La Russia ha risposto al blocco delle attività di trasmissione di tre suoi media nell’Unione Europea oscurando i siti di 81 testate giornalistiche europee, tra cui Rai, La7, La Repubblica e La Stampa. Questa decisione segue l’entrata in vigore del bando sui media russi Ria Novosti, Izvestia e Rossiyskaya Gazeta, accusati da Bruxelles di propagandare la guerra del Cremlino contro l’Ucraina e destabilizzare i Paesi vicini.
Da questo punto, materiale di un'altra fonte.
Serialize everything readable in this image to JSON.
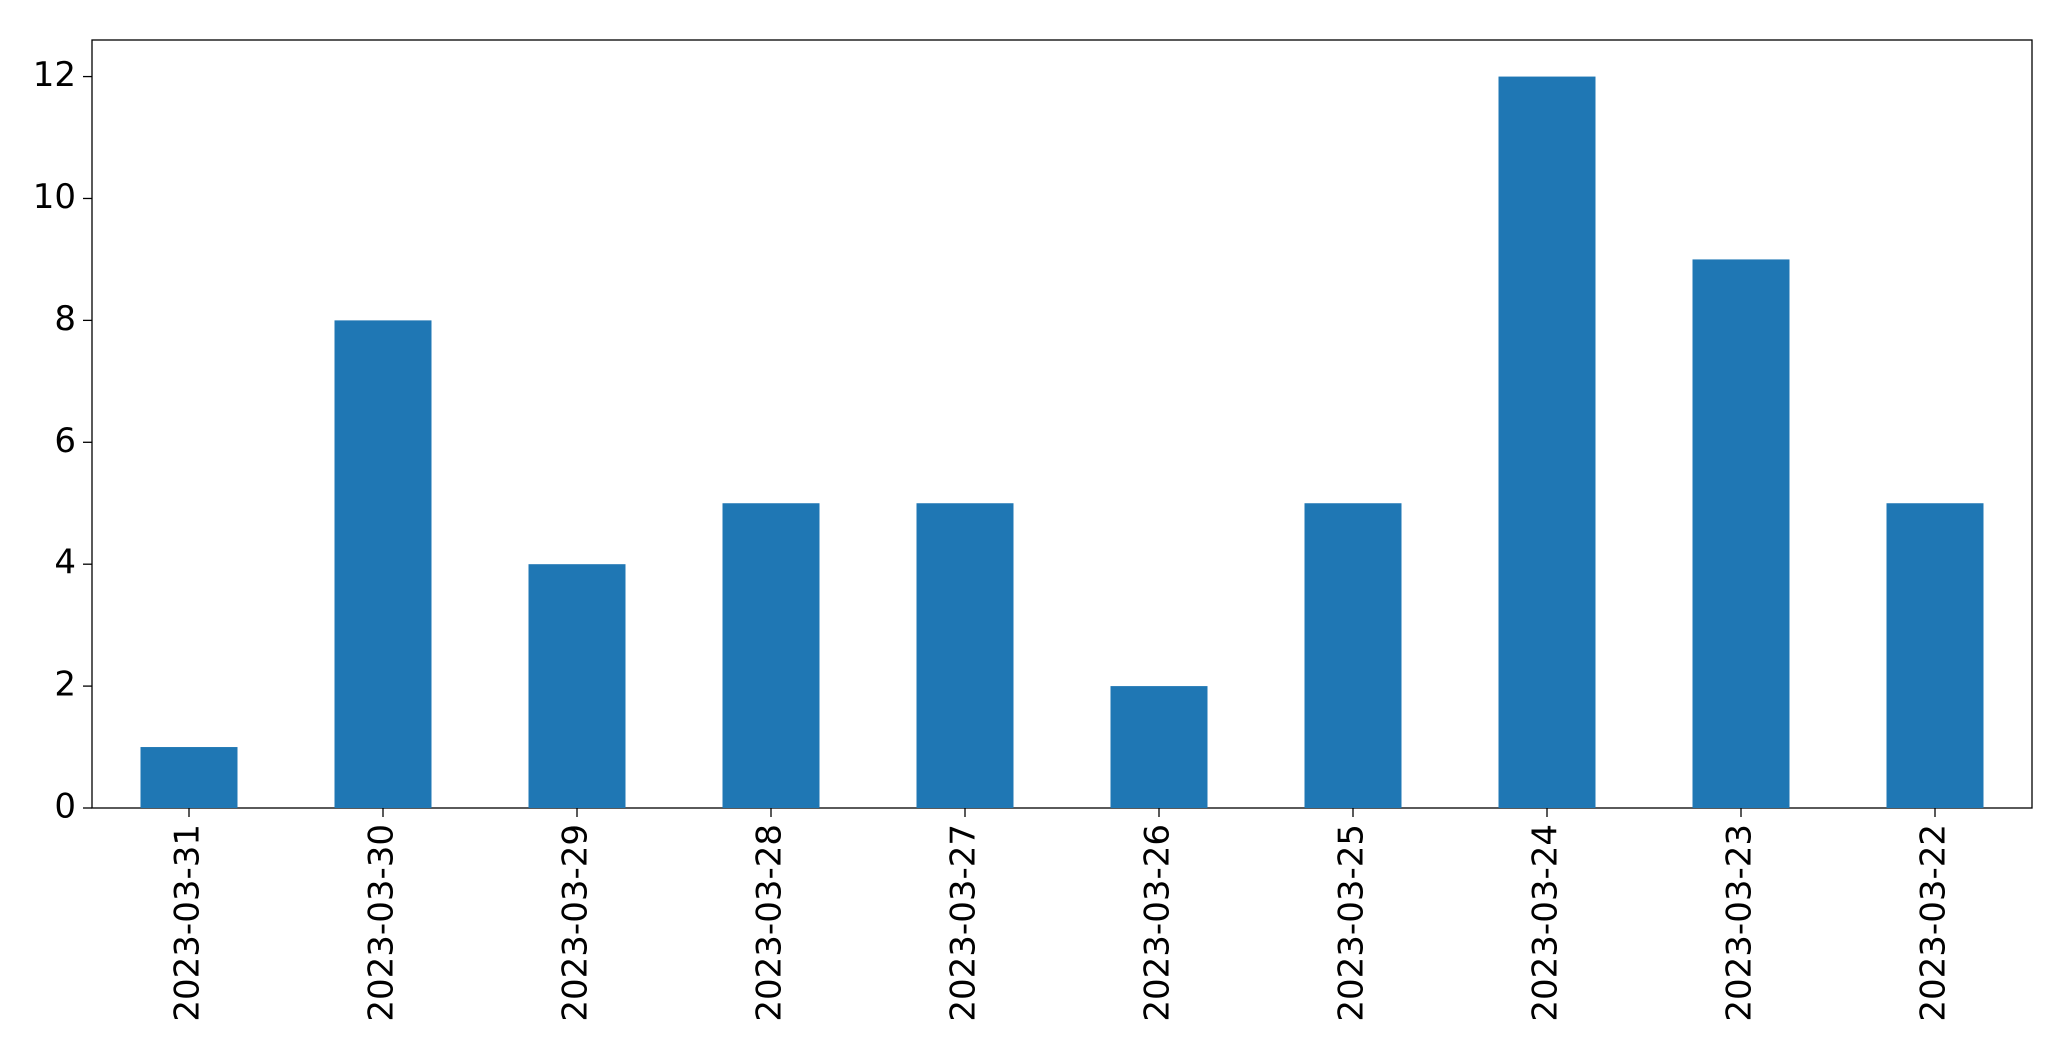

Il Paese più colpito dalle contromisure russe è la Francia, con il blocco di nove testate tra cui l’agenzia AFP. Mosca ha giustificato la sua azione dichiarando che la persecuzione dei giornalisti russi e il bando dei media russi nella UE non sarebbero stati ignorati. Il ministero degli Esteri russo ha affermato che le contromisure sono state adottate per rispondere in modo simmetrico alla censura europea.
La Farnesina ha definito “ingiustificata” la decisione russa, ribadendo che le emittenti italiane hanno sempre fornito un’informazione oggettiva sul conflitto in Ucraina. Anche il gruppo Gedi, editore di Repubblica e La Stampa, ha espresso rammarico, sottolineando che queste misure danneggeranno soprattutto i cittadini russi, e ha riaffermato l’impegno a garantire un’informazione libera e di qualità.

Parallelamente, la Corte Penale Internazionale (CPI) ha emesso due nuovi mandati di arresto per l’ex ministro della Difesa russo Serghei Shoigu e il capo di stato maggiore Valery Gerasimov, accusandoli di crimini di guerra e crimini contro l’umanità per i bombardamenti missilistici sulle centrali elettriche in Ucraina. La CPI sostiene che i raid russi erano diretti contro obiettivi civili e che i danni civili previsti erano eccessivi rispetto ai vantaggi militari ottenibili.Il Consiglio di Sicurezza nazionale russo ha definito insignificanti i mandati della CPI, sottolineando che la Russia non riconosce la giurisdizione della Corte. In contrasto, il presidente ucraino Volodymyr Zelensky ha accolto con favore l’annuncio, affermando che i responsabili degli attacchi in Ucraina dovranno affrontare la giustizia.

Questi nuovi mandati si aggiungono a quelli emessi nel marzo 2023 per il presidente russo Vladimir Putin e Maria Llova-Belova, commissaria per i diritti dei minori, accusati di crimini di guerra per la deportazione di bambini dall’Ucraina. Anche queste accuse sono state respinte dalle autorità russe.